Cambodge : accord conclu entre la police et l'opposition, les tensions restent vives

La police, équipée de bombes lacrymogènes et de tenues anti-émeute, bloque la route qui mène au Palais royal. Copie d'écran du “Phnom Penh Post”, le 31 mai 2016.
La police, équipée de bombes lacrymogènes et de tenues anti-émeute, bloque la route qui mène au Palais royal. Copie d'écran du “Phnom Penh Post”, le 31 mai 2016.
Phnom Penh Post – C’est une manifestation qui n’aura pas lieu. Environ 1 000 personnes étaient attendues ce mardi 31 mai devant le Palais royal du Cambodge pour présenter une pétition au roi Norodom Sihamoni. Motif de l’indignation : les intimidations récurrentes du gouvernement face à l’opposition. Mais un accord conclu entre la police et le Parti du sauvetage national du Cambodge (CNRP), dans l’opposition, a empêché la manifestation d’avoir lieu. C’est finalement un convoi de parlementaires issus du CNRP qui est venu présenter au roi ladite pétition.

Les pressions du Premier ministre cambodgien Hun Sen contre l’opposition s’exercent en vue des élections générales de 2018, selon l’agence de presse américaine Associated Press. Lui qui est à la tête du gouvernement depuis 1985 a en effet gagner seulement d’une courte tête lors des dernières élections, en 2013. L’opposition afirme même qu’il aurait pu alors être battu si le vote s’était déroulé sans fraude.

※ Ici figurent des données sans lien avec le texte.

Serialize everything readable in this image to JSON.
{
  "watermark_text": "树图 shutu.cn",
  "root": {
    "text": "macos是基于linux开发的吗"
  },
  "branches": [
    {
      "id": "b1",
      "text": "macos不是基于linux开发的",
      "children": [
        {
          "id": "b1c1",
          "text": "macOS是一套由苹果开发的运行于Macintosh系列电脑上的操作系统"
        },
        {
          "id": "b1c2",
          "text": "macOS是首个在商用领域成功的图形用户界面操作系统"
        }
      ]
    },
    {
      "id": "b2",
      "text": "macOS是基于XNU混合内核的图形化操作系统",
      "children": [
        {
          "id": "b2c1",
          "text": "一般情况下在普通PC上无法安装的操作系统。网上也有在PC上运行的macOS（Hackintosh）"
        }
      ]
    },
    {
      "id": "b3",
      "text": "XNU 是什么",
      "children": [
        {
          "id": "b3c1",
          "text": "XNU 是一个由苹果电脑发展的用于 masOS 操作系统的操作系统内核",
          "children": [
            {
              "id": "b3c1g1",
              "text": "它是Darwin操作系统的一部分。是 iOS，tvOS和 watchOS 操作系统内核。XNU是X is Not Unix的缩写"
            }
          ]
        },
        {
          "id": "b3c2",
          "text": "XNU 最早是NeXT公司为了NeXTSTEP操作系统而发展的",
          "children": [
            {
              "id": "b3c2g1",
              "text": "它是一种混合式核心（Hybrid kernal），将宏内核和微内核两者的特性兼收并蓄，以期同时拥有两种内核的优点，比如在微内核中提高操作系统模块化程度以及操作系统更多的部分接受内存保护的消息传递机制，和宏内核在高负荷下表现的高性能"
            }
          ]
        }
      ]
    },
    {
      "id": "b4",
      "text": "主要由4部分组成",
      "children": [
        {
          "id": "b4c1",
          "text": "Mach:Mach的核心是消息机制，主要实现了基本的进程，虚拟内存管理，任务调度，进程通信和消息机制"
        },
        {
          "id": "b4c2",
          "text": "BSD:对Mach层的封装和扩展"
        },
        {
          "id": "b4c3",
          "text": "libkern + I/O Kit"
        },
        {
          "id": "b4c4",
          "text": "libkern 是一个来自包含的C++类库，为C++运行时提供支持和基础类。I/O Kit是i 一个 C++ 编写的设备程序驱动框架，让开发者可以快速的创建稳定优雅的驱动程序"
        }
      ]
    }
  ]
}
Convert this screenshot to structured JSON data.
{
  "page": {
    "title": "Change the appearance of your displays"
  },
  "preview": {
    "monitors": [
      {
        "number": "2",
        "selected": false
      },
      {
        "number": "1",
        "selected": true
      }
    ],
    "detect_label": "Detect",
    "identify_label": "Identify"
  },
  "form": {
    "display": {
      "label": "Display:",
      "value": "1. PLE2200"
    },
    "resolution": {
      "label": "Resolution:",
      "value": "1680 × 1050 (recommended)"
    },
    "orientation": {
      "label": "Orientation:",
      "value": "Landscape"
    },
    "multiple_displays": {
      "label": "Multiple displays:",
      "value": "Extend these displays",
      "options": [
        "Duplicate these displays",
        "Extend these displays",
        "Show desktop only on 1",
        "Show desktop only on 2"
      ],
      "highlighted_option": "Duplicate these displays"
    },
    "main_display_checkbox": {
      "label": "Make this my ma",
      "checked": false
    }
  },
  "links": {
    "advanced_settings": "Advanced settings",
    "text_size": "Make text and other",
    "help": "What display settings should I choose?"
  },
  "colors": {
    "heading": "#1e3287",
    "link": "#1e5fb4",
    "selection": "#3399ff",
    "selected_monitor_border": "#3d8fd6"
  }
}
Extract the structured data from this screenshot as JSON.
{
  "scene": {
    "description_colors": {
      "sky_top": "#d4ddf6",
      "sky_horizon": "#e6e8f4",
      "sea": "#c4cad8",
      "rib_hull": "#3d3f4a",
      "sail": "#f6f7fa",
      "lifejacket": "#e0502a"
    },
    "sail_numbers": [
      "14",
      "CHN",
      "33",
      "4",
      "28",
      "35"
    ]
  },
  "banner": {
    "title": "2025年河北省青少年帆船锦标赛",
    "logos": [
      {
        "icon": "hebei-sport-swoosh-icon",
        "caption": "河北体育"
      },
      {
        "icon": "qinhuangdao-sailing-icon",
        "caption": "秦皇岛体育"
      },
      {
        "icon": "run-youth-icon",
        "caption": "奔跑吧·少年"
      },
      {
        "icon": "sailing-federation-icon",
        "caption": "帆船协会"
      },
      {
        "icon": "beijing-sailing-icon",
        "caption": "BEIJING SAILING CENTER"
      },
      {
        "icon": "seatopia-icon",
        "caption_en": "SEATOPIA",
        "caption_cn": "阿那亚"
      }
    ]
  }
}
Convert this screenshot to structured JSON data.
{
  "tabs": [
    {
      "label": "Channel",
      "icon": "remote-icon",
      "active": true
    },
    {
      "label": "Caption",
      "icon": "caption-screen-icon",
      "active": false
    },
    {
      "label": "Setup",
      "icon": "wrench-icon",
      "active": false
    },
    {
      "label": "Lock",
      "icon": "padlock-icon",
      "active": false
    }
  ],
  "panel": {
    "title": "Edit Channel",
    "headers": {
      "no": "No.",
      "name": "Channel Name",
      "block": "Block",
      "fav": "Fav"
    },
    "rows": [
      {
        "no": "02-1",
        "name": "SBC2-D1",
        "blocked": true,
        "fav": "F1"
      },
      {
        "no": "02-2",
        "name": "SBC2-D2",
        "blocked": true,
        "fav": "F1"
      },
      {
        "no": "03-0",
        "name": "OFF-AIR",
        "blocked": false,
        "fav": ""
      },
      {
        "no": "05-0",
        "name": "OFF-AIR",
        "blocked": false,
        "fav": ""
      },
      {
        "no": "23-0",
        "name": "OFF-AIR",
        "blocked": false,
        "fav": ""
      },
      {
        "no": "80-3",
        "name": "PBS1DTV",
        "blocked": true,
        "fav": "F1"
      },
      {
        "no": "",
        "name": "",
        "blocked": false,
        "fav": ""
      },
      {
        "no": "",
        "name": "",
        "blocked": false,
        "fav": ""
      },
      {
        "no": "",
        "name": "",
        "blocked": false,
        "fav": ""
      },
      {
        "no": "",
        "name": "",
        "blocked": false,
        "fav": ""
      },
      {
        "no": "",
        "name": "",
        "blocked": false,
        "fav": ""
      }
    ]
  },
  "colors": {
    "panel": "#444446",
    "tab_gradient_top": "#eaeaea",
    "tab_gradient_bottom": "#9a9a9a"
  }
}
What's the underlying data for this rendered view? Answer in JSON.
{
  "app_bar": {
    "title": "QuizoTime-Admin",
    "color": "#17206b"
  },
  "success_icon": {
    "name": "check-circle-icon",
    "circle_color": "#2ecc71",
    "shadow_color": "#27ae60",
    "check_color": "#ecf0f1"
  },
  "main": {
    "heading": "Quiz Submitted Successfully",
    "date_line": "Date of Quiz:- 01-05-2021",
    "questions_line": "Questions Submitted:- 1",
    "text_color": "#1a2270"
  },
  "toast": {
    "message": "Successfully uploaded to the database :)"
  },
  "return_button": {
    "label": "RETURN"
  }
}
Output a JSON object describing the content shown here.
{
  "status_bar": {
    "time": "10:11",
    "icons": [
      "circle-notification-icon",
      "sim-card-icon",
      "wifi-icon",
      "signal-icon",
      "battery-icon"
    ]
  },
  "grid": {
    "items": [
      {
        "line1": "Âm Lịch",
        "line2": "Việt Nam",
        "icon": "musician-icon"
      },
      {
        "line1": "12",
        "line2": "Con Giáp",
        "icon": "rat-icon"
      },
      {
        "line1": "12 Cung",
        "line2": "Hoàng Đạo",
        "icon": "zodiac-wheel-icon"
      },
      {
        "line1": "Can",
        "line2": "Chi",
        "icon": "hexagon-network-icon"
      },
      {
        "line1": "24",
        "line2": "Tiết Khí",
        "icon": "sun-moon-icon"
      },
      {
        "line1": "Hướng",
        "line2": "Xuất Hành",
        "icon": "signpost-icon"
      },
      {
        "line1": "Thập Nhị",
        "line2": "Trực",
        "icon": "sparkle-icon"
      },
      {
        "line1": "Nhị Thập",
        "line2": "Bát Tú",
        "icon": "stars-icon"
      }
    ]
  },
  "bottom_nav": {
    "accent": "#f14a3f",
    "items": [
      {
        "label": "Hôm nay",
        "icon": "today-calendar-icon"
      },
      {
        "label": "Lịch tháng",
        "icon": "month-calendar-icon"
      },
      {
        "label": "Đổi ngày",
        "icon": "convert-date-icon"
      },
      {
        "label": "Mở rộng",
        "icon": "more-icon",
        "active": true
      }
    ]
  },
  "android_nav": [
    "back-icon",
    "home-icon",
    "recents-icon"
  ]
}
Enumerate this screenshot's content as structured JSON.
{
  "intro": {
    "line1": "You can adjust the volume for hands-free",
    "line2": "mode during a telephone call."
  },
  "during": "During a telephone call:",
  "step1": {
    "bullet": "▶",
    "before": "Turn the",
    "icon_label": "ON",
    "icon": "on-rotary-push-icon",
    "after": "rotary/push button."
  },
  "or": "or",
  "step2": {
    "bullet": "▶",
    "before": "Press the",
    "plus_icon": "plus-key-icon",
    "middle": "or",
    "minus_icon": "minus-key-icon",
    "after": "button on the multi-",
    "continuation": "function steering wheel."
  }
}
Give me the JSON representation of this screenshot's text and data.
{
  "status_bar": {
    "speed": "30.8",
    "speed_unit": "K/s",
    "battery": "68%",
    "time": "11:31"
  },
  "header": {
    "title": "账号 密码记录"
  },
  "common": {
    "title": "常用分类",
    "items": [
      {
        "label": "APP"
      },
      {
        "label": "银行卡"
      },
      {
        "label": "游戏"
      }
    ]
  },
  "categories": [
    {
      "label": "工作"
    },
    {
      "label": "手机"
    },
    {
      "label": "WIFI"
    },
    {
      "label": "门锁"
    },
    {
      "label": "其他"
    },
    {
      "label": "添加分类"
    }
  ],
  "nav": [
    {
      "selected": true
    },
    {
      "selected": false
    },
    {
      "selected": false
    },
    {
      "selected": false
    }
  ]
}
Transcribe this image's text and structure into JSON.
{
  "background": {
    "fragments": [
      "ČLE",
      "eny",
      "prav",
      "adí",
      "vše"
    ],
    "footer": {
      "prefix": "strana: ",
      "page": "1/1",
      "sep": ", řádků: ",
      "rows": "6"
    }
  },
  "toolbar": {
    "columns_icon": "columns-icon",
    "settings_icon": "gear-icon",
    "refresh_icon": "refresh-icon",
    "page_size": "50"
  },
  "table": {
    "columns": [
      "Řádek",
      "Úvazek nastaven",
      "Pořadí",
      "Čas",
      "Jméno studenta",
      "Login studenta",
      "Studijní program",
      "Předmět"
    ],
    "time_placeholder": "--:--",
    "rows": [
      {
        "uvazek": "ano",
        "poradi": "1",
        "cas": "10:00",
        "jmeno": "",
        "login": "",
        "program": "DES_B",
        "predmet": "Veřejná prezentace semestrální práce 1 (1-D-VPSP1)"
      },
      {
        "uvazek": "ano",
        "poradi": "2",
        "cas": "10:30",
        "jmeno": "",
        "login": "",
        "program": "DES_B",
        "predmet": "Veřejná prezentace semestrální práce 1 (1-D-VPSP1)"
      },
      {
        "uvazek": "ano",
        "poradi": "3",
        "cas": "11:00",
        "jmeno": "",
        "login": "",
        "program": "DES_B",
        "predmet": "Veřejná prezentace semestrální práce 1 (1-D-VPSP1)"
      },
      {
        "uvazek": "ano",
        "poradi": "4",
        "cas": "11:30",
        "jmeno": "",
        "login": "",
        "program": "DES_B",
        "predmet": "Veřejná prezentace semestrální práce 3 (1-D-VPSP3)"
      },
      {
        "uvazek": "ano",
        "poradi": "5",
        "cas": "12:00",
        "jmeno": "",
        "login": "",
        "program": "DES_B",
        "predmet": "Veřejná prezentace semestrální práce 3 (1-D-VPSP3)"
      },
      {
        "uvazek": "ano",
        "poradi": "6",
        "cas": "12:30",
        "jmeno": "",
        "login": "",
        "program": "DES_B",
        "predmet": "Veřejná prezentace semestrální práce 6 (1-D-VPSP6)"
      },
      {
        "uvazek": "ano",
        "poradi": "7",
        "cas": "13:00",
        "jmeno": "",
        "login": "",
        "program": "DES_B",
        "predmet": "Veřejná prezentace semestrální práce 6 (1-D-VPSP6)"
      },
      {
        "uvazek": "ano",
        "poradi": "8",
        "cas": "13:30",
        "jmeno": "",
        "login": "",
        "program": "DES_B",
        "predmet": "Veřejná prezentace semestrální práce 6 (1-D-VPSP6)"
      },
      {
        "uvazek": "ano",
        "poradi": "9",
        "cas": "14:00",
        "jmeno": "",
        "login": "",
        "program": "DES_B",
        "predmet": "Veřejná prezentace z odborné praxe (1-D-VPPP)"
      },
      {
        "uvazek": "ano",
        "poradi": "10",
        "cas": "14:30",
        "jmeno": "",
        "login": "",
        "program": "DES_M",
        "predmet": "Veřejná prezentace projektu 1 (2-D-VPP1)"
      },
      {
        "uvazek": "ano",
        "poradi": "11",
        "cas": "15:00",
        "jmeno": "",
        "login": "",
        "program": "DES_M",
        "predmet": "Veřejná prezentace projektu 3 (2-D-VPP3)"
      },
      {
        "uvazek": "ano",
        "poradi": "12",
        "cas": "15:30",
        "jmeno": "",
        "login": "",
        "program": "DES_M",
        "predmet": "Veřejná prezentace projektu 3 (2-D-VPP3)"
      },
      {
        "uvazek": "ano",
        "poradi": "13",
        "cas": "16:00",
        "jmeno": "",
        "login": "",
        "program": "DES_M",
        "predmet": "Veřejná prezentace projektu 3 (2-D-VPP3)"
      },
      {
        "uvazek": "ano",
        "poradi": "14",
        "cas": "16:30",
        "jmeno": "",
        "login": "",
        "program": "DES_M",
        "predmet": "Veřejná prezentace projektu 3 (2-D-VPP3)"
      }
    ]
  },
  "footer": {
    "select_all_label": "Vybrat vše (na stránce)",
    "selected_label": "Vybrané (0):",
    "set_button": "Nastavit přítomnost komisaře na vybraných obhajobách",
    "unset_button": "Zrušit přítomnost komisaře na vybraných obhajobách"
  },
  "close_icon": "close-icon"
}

Mais l’accord conclu entre la police et l’opposition n’apaise pas toutes les tensions – notamment celles autour de Kem Sokha, leader du CNRP accusé d’adultère la semaine dernière. Cette importante figure de l’opposition risque non seulement de perdre son siège de député, mais également d’écoper de plusieurs années d’emprisonnement. Le Phnom Penh Post rapporte ainsi que le CNRP menace d’une manifestation de masse si Sokha est arrêté, ce qu’a autorisé le Parlement lors d’une session boycottée par le parti d’opposition la semaine dernière. Or ce boycott invalide le vote des députés, indique un membre du CNRP : une telle décision requiert une majorité des deux tiers en vertu de l’article 80 de la Constitution. De son côté, l’Union européenne, qui a dépensé 10 millions d’euros pour la bonne tenue des élections au Cambodge, demande un « arrêt du harcèlement juriciaire envers les dirigeants de l’opposition et les représentants des organisations de la société civile ».